For once we did everything right. We couldn't have taken the sails down at a better time. The wind picked up a lot overnight and with the gusts we are experiencing today, the genoa would still be in place. Bravo!
Tomorrow is March 1st. Exactly a year ago we were in Bonaire and saw a cruise ship mooring at the pier every day, and on some days two. Of course there was this Chinese virus somewhere on the other side of the planet, but it had no effect on life. In the morning the crusaders stormed the island en masse, in the evening they disappeared again and we had our rest at our buoy - until the next morning.
Traveling was so easy. And cheap. We chose the island we wanted, when we cleared out we got the documents for the destination and then we set off. The entry into the destination country was uncomplicated, I just had to do the more or less long marathon through the various authorities. That was done in a period of between five minutes (Martinique) up to two hours (St. Lucia). In St. Lucia it took so long because the different authorities took their lunch break at different times.
The visits to the authorities cost more or less a lot of money, but it was cheap compared to the costs that travelers have to face today.
Now travel is complicated. And expensive. Those who want to travel these days have to prepare the bureaucratic part almost better than the sailing part. In any case, you should have additional supplies on board for two weeks in case a two-week quarantine is unexpectedly ordered at the destination. We want to move from Aruba to another island. Okay, what alternatives do we have?
Curacao. The shortest possible route. The prerequisite for entry is a negative Covid-19 test that is no more than 72 hours old. You register your trip via a website. You even have to give the estimated time of arrival in advance. The negative test result must be uploaded to a specific website. 125$ are required for each of the tests.

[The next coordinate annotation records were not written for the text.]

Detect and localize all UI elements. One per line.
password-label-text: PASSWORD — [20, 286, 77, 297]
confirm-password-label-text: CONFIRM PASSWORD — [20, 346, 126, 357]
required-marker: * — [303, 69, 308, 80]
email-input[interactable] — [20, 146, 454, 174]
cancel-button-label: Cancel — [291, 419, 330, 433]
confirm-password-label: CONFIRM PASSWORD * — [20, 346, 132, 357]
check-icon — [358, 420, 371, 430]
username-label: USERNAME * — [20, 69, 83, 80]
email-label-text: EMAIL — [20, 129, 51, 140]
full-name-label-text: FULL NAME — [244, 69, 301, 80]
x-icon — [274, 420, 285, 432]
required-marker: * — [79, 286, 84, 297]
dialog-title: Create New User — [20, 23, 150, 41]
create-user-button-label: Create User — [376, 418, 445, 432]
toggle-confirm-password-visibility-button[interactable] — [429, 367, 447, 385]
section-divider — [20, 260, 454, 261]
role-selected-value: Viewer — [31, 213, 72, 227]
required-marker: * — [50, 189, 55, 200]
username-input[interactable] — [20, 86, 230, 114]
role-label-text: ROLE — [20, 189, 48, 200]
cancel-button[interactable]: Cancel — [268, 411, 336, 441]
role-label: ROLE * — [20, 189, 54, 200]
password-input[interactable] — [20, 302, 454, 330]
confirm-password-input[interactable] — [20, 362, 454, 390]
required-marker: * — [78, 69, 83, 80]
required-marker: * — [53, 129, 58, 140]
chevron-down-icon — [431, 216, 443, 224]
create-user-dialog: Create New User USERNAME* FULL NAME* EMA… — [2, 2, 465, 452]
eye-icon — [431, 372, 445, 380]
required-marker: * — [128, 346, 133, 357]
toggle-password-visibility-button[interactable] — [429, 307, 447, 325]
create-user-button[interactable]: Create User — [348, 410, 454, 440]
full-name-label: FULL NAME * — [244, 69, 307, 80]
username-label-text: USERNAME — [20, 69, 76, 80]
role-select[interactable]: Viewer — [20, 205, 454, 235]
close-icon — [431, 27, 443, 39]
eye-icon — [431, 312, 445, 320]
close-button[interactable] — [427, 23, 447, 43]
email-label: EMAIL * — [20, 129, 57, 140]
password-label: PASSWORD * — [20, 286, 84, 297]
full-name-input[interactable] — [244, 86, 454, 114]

Curacao can be reached in approx. 14 engine hours. Sailing is pretty crappy ... because the wind comes directly towards you. Choose a day of the crossing with a light wind. The number of Covid-19 diseases is very low.
Dominican Republic. Registration on various websites is required. They do not require a Covid test. When entering the country, the temperature is measured and that is basically it. Our friends at Chapo paid $ 260 in fees. This includes the service provider for the jungle of authorities. Sailing in the DR is very possible, because the wind always blows from the beautiful half-wind direction. The number of new infections with Covid is relatively high.
Puerto Rico. Is canceled due to a lack of health insurance coverage. This also applies to the US Virgin Islands.
British Virgin Islands. Still closed. The opening has just been postponed to mid-April. We cannot and do not want to rely on that.
Anguilla. When you're signed in, they let you in. There are also websites for registration here. They request a negative Covid-19 test that is no more than five days old. The problem here is that Anguilla is so far east that we have to fight quite a bit to get there. It'll take us more than five days. On arrival there is still a Covid test, followed by 10 days of quarantine and a final Covid test. That's pretty expensive, of course the normal fees come on top of that. After that life is fine because there are no more cases.
There are no guarantees that the rules won't change overnight. Countries can close again because of the fear of the mutations or because of - uh - no idea. They can close, and so do they.
Grenada. The absolute toughest tour. 500 miles straight upwind. 500 miles against a current of up to 2 knots. Much harder than sailing from Cuba to Aruba. But our friends from Milena Bonatti were able to get their Covid-19 vaccination there. That would be quite a motivation for the ride. With an estimated travel time of over 14 days, we would probably no longer have to do quarantine. In Grenada the good AstraZeneca is used.
When our mast is repaired, we'll leave the island. For my soul, I would like a departure date before March 11th. We arrived in Aruba for the first time on March 11, 2020. The borders were closed on March 14th. The airport was shut down at the end of the month. Aruba went into a deep sleep.
Curacao seems uneconomical to me, as the landscape is only slightly different from that of Aruba. The Dominican Republic is a so-called low-hanging fruit that is easy to pick. Will we be happy with that? All the islands in the east are difficult to reach. Should we go straight to France (Guadeloupe)? We can at least stock up there before we head back across the Atlantic to Europe in a few months. I dont know.
Or are we going to take on the effort for Grenada? The chance of a vaccination and possibly fewer visits to the authorities and Covid-19 tests in the future. I would like to use vaccination privileges. I'm still doing research.
There is still no opening perspective in Jamaica. Jamaica would be very easy to get to. According to hearsay, Jamaica will not open its ports again until cruise tourism is back on its feet. The few sailing boats that are sailing in the Caribbean are ignored by the authorities.
We'll likely be back in Europe when the first crusaders hit the Caribbean again. So Jamaica will no longer work this spring. Too bad, but not to change. Traveling used to be so easy, so spontaneous. "Hey, the wind is looking good for the next few days, let's go." Quickly to the authorities and then be free. You could change your destination along the way. The stop on Bonaire was spontaneous, we had papers for Aruba with us. I get nostalgic feelings, even though my career as a long-distance driver has been rather short so far.
I'm looking forward to a few days of sailing, even if they are exhausting. Sailing days are good for the mind.